Auch die niedergelassenen Ärztinnen und Ärzte liegen im Clinch mit Gesundheitsminister Karl Lauterbach (SPD) – ziehen jetzt die Konsequenz: Weil die Kassenzulassung aus ihrer Sicht unattraktiver wird, wollen sie mehr Selbstzahlerleistungen anbieten.
„Der Arztberuf, insbesondere der in freier Praxis, ist bedroht wie nie“, heißt es in einem Leitantrag zur Bundeshauptversammlung des Virchowbunds in der kommenden Woche. Unter dem Motto „Aktives Handeln unter einer destruktiven Gesundheitspolitik“ gehe es darum, das „Praxisangebot an neue politische und wirtschaftliche Realitäten anzupassen“.

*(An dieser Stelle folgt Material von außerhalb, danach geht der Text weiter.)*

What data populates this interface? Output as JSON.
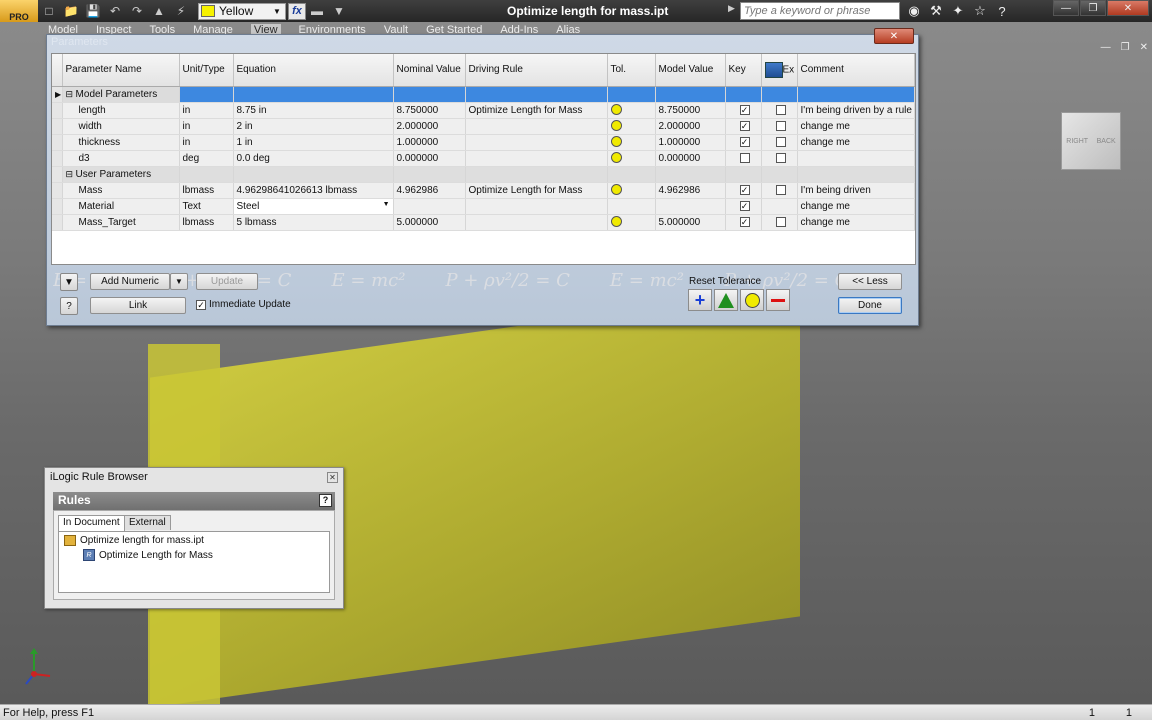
{
  "app": {
    "document_title": "Optimize length for mass.ipt",
    "color_override": "Yellow",
    "search_placeholder": "Type a keyword or phrase",
    "app_badge": "PRO"
  },
  "ribbon": {
    "tabs": [
      "Model",
      "Inspect",
      "Tools",
      "Manage",
      "View",
      "Environments",
      "Vault",
      "Get Started",
      "Add-Ins",
      "Alias"
    ]
  },
  "parameters_dialog": {
    "title": "Parameters",
    "columns": [
      "Parameter Name",
      "Unit/Type",
      "Equation",
      "Nominal Value",
      "Driving Rule",
      "Tol.",
      "Model Value",
      "Key",
      "Ex",
      "Comment"
    ],
    "groups": [
      {
        "label": "Model Parameters",
        "rows": [
          {
            "name": "length",
            "unit": "in",
            "equation": "8.75 in",
            "nominal": "8.750000",
            "rule": "Optimize Length for Mass",
            "tol": "yellow",
            "model": "8.750000",
            "key": true,
            "export": false,
            "comment": "I'm being driven by a rule"
          },
          {
            "name": "width",
            "unit": "in",
            "equation": "2 in",
            "nominal": "2.000000",
            "rule": "",
            "tol": "yellow",
            "model": "2.000000",
            "key": true,
            "export": false,
            "comment": "change me"
          },
          {
            "name": "thickness",
            "unit": "in",
            "equation": "1 in",
            "nominal": "1.000000",
            "rule": "",
            "tol": "yellow",
            "model": "1.000000",
            "key": true,
            "export": false,
            "comment": "change me"
          },
          {
            "name": "d3",
            "unit": "deg",
            "equation": "0.0 deg",
            "nominal": "0.000000",
            "rule": "",
            "tol": "yellow",
            "model": "0.000000",
            "key": false,
            "export": false,
            "comment": ""
          }
        ]
      },
      {
        "label": "User Parameters",
        "rows": [
          {
            "name": "Mass",
            "unit": "lbmass",
            "equation": "4.96298641026613 lbmass",
            "nominal": "4.962986",
            "rule": "Optimize Length for Mass",
            "tol": "yellow",
            "model": "4.962986",
            "key": true,
            "export": false,
            "comment": "I'm being driven"
          },
          {
            "name": "Material",
            "unit": "Text",
            "equation": "Steel",
            "nominal": "",
            "rule": "",
            "tol": "",
            "model": "",
            "key": true,
            "export": null,
            "comment": "change me"
          },
          {
            "name": "Mass_Target",
            "unit": "lbmass",
            "equation": "5 lbmass",
            "nominal": "5.000000",
            "rule": "",
            "tol": "yellow",
            "model": "5.000000",
            "key": true,
            "export": false,
            "comment": "change me"
          }
        ]
      }
    ],
    "watermark": [
      "E = mc²",
      "P + ρv²/2 = C",
      "E = mc²",
      "P + ρv²/2 = C",
      "E = mc²",
      "P + ρv²/2 = C"
    ],
    "buttons": {
      "add_numeric": "Add Numeric",
      "update": "Update",
      "link": "Link",
      "immediate_update": "Immediate Update",
      "reset_tolerance": "Reset Tolerance",
      "less": "<< Less",
      "done": "Done"
    },
    "immediate_update_checked": true,
    "tol_color": "#f0ea00",
    "selection_color": "#3d88e0"
  },
  "ilogic_browser": {
    "title": "iLogic Rule Browser",
    "section": "Rules",
    "tabs": [
      "In Document",
      "External"
    ],
    "tree": {
      "document": "Optimize length for mass.ipt",
      "rule": "Optimize Length for Mass"
    }
  },
  "viewcube": {
    "faces": [
      "RIGHT",
      "BACK"
    ]
  },
  "status": {
    "help": "For Help, press F1",
    "count1": "1",
    "count2": "1"
  }
}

„Da auf Seite der Politik derzeit von keiner der Parteien Unterstützung zu erwarten ist, muss die niedergelassene Ärzteschaft sich selbst helfen.“ Der Virchowbund werde seine Mitglieder dahingehend unterstützen, „Organisation und Leistungsangebot angesichts fehlender Mittel anzugleichen“. Weiterhin solle der Einsatz von Telemedizin, Videosprechstunden und Angeboten sinnvoller Digitalisierung ausgebaut werden. „Ebenfalls ausgebaut werden sollen Privateinnahmen und Selbstzahlerleistungen.“ Der Virchowbund fordert die regionalen Kassenärztlichen Vereinigungen zudem auf, ihre Honorarverteilungsmaßstäbe flächendeckend dem Budget anzupassen.
Die ambulante Versorgung sei in schwerem Fahrwasser, heißt es weiter: „Der enorm gestiegene Kostendruck durch Energiepreis-, Miet- und die Tarifsteigerungen für die Medizinischen Fachangestellten (MFA) verschärft die wirtschaftlichen Rahmenbedingungen. Die versprochene Entbudgetierung bleibt aus und durch die kontinuierlich zu geringen Honorarabschlüsse in der Vergangenheit ist ein enormer Nachholbedarf in den Praxen entstanden. Durch den Wegfall der Neupatientenregelung wird dem ambulanten System erstmals seit Jahren wieder Geld real entzogen. Die längst überfällige, reformierte GOÄ wird vom Bundesgesundheitsminister weiter abgelehnt.“
Dazu spürten die Praxen den Fachkräftemangel und die Auswirkungen der insuffizienten Digitalisierungsstrategie. „Als Folge ist ein Anstieg an vorzeitigen Praxisabgaben, Verkäufen an Praxisketten und Investoren sowie eine innere Emigration aus dem Beruf zu verzeichnen.“
Ein weiterer Antrag wendet sich gegen Gesundheitskioske und kommunale Primärversorgungszentren: Während die fachärztliche ambulant und stationär zunehmend am Krankenhaus stattfinde, plane die Politik die Primärversorgung durch Gemeindeschwestern und einen Restbestand an Hausärzten. „Die Politik muss endlich gegenüber den Menschen ehrlich sein und aufzeigen, was die Folge dieses Umbaus im Gesundheitswesen für Patientinnen und Patienten ist: weniger Medizin und weniger Arzttermine, also Wartezeiten und Wartelistenmedizin!“
Weitere Leitanträge fordern die Entbudgetierung, den Neustart bei der Digitalisierung und eine Art Fremdbesitzverbot für MVZ.